Physical characteristics
- Source: North Cascades
- • location: Entiat Mountains
- • coordinates: 48°9′11″N 120°55′2″W﻿ / ﻿48.15306°N 120.91722°W
- • elevation: 6,300 ft (1,900 m)
- Mouth: Wenatchee River
- • coordinates: 47°47′18″N 120°39′32″W﻿ / ﻿47.78833°N 120.65889°W
- • elevation: 1,844 ft (562 m)
- Length: 37 mi (60 km)
- Basin size: 183 sq mi (470 km^{2})
- • location: near mouth
- • average: 509 cu ft/s (14.4 m^{3}/s)
- • minimum: 45 cu ft/s (1.3 m^{3}/s)
- • maximum: 7,030 cu ft/s (199 m^{3}/s)

= Chiwawa River =

The Chiwawa River is a tributary of the Wenatchee River, in the U.S. state of Washington. It is completely contained within Chelan County.

Much of the Chiwawa River's drainage basin is designated national forest and wilderness. The upper Chiwawa watershed is in nearly pristine condition.

The river is part of the Columbia River basin, being a tributary of the Wenatchee River, which is a tributary to the Columbia River.

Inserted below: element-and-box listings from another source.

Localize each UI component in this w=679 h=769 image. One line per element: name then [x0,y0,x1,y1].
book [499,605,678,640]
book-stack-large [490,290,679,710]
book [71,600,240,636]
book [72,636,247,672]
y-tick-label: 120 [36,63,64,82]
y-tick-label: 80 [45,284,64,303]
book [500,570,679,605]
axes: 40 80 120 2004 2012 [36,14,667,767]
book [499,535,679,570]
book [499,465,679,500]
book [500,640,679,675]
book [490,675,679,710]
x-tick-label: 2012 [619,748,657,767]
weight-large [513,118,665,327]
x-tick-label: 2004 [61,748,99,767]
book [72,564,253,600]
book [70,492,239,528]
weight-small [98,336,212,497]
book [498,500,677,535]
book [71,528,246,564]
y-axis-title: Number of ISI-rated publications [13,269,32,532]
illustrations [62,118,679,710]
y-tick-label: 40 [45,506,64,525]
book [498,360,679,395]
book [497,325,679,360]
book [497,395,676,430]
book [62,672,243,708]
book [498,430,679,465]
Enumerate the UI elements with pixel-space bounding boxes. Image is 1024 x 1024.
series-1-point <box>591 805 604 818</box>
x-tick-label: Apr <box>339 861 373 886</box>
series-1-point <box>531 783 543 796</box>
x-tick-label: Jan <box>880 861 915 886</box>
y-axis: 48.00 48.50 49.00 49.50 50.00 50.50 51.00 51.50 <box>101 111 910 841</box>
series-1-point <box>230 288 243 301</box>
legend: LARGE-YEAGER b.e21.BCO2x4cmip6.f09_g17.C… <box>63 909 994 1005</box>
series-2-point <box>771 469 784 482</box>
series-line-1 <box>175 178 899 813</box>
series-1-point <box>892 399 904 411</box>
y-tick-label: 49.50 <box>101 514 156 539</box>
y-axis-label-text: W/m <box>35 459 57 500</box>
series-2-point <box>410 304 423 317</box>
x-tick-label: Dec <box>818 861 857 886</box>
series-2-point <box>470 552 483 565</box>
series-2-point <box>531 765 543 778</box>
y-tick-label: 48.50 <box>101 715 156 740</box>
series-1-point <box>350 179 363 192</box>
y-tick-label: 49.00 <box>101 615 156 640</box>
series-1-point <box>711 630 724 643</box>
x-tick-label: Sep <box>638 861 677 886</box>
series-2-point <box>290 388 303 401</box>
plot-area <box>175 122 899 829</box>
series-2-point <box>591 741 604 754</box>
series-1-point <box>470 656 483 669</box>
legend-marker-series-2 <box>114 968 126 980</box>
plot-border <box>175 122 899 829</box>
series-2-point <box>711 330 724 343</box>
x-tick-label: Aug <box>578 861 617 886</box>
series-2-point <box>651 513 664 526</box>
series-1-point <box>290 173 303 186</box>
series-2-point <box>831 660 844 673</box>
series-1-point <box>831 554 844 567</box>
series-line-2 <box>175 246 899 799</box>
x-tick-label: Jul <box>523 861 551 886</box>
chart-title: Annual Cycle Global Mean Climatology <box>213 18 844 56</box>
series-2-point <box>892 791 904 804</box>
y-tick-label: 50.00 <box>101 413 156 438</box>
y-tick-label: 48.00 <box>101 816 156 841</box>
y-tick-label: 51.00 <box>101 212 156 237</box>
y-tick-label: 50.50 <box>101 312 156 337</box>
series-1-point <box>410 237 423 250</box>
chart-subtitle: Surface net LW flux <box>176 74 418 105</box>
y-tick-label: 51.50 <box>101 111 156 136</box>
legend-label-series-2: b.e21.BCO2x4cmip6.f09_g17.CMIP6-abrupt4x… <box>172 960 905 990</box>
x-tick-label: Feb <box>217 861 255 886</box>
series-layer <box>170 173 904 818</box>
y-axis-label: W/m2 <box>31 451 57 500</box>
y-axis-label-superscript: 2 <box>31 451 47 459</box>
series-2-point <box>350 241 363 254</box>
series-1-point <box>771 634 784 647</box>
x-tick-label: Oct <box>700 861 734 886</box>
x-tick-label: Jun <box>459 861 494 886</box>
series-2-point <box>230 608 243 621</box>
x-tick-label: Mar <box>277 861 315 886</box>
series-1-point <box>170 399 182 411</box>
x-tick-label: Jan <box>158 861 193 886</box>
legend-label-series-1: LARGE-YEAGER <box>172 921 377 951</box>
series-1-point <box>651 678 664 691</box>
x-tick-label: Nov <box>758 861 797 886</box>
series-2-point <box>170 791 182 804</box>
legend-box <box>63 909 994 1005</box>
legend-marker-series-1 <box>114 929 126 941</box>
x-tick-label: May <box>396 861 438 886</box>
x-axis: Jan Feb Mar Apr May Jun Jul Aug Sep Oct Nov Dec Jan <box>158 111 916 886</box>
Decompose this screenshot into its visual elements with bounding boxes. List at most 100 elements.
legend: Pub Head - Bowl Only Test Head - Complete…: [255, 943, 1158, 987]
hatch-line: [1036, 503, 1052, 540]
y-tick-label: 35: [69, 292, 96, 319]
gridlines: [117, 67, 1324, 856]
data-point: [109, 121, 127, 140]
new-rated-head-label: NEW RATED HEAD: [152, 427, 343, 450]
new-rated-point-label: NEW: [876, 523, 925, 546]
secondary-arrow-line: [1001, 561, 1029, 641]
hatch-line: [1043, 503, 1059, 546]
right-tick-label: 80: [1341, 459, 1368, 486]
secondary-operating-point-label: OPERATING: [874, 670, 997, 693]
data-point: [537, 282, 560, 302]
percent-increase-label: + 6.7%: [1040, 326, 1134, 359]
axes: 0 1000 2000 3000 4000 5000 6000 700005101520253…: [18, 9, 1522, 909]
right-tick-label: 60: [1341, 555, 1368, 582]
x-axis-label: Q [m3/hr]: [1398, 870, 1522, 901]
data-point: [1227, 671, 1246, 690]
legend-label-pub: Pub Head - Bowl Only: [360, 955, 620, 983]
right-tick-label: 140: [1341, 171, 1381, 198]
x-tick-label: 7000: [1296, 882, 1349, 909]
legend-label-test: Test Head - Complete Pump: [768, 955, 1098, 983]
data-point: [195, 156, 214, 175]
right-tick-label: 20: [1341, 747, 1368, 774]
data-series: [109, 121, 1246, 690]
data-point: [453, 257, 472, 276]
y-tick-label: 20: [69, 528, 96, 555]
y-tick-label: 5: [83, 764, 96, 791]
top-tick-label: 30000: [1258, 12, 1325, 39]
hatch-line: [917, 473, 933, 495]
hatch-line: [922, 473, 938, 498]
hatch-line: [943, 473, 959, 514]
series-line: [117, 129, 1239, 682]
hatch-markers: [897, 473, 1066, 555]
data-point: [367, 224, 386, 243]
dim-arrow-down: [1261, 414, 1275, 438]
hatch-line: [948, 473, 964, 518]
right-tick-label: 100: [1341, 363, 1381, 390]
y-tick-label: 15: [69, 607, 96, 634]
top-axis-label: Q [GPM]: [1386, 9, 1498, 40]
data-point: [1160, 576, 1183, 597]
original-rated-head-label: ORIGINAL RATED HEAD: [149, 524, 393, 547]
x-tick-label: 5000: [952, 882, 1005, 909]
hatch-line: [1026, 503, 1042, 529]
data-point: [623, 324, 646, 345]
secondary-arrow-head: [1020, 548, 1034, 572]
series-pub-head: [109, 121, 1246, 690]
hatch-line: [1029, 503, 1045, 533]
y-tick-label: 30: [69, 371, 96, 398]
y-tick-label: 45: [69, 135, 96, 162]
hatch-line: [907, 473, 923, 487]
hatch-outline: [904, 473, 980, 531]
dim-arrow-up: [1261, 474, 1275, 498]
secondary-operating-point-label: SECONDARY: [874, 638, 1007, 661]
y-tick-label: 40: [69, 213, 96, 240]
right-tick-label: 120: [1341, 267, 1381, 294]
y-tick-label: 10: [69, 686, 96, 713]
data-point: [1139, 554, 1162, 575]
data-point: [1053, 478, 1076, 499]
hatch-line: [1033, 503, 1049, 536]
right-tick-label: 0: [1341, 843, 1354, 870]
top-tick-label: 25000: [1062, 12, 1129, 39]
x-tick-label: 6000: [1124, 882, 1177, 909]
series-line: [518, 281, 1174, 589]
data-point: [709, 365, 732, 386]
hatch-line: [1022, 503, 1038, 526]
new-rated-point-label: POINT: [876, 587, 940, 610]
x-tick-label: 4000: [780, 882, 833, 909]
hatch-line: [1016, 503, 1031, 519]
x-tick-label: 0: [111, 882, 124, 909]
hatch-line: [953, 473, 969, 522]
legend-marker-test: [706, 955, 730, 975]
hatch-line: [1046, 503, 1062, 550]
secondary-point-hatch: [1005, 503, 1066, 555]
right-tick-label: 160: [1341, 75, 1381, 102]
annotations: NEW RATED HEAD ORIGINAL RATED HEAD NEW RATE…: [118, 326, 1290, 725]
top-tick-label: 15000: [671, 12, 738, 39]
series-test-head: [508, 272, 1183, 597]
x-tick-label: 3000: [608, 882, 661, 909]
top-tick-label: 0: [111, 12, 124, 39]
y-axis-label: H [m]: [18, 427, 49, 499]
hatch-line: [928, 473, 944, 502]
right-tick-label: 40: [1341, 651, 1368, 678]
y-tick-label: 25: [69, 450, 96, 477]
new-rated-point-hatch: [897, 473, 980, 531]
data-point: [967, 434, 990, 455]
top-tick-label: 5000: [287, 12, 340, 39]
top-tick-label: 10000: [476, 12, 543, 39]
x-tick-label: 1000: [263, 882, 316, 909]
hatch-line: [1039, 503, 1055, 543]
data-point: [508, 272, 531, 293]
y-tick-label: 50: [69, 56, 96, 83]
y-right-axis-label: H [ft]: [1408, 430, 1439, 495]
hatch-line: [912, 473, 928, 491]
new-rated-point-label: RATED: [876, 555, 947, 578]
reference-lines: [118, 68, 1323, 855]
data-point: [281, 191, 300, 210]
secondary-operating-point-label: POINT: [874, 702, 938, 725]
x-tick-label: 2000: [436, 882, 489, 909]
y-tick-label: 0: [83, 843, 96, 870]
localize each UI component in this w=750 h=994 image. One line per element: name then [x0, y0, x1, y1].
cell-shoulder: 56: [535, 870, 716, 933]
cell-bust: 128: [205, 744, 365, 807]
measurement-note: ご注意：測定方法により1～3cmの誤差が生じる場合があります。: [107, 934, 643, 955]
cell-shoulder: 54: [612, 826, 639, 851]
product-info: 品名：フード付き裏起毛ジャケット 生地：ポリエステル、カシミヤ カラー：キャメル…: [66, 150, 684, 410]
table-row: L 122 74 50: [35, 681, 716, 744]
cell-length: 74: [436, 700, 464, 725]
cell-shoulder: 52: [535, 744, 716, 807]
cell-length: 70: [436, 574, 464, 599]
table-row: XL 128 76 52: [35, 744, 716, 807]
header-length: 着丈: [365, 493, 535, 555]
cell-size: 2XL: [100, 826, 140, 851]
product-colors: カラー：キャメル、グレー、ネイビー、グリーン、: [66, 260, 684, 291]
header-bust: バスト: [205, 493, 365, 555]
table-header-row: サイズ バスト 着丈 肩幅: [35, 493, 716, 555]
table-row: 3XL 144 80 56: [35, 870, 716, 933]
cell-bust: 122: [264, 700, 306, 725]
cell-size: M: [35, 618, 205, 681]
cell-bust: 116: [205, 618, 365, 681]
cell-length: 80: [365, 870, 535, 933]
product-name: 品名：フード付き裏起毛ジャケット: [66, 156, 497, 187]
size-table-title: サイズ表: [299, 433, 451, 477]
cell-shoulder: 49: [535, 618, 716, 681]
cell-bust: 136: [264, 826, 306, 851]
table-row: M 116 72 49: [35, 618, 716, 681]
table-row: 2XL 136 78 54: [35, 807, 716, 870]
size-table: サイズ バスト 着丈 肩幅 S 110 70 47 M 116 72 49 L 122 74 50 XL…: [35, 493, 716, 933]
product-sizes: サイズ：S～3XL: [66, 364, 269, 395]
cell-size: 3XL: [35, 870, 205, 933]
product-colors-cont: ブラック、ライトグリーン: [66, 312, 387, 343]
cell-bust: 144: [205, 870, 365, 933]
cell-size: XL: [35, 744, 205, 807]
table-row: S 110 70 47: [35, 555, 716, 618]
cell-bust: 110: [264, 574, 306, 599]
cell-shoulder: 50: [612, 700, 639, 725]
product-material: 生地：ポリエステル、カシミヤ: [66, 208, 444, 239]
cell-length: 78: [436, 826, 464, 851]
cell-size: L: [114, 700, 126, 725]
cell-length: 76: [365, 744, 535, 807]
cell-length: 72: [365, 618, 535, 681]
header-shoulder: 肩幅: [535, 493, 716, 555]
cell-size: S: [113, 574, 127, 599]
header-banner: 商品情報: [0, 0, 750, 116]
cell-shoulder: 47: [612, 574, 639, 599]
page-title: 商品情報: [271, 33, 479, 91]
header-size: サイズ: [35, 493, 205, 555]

The river's name comes from a Columbia-Moses term meaning of kind of creek ("wawa" creek). A large number of place names in the Chiwawa River basin were given by Albert H. Sylvester.

==Course==
The Chiwawa River originates in the Glacier Peak Wilderness of the North Cascades, on the southern slopes of Chiwawa Mountain and Fortress Mountain. It flows south through the Wenatchee National Forest, between Chiwawa Ridge to the west and the Entiat Mountains to the east.

The Chiwawa River empties into the Wenatchee River several miles east of Lake Wenatchee.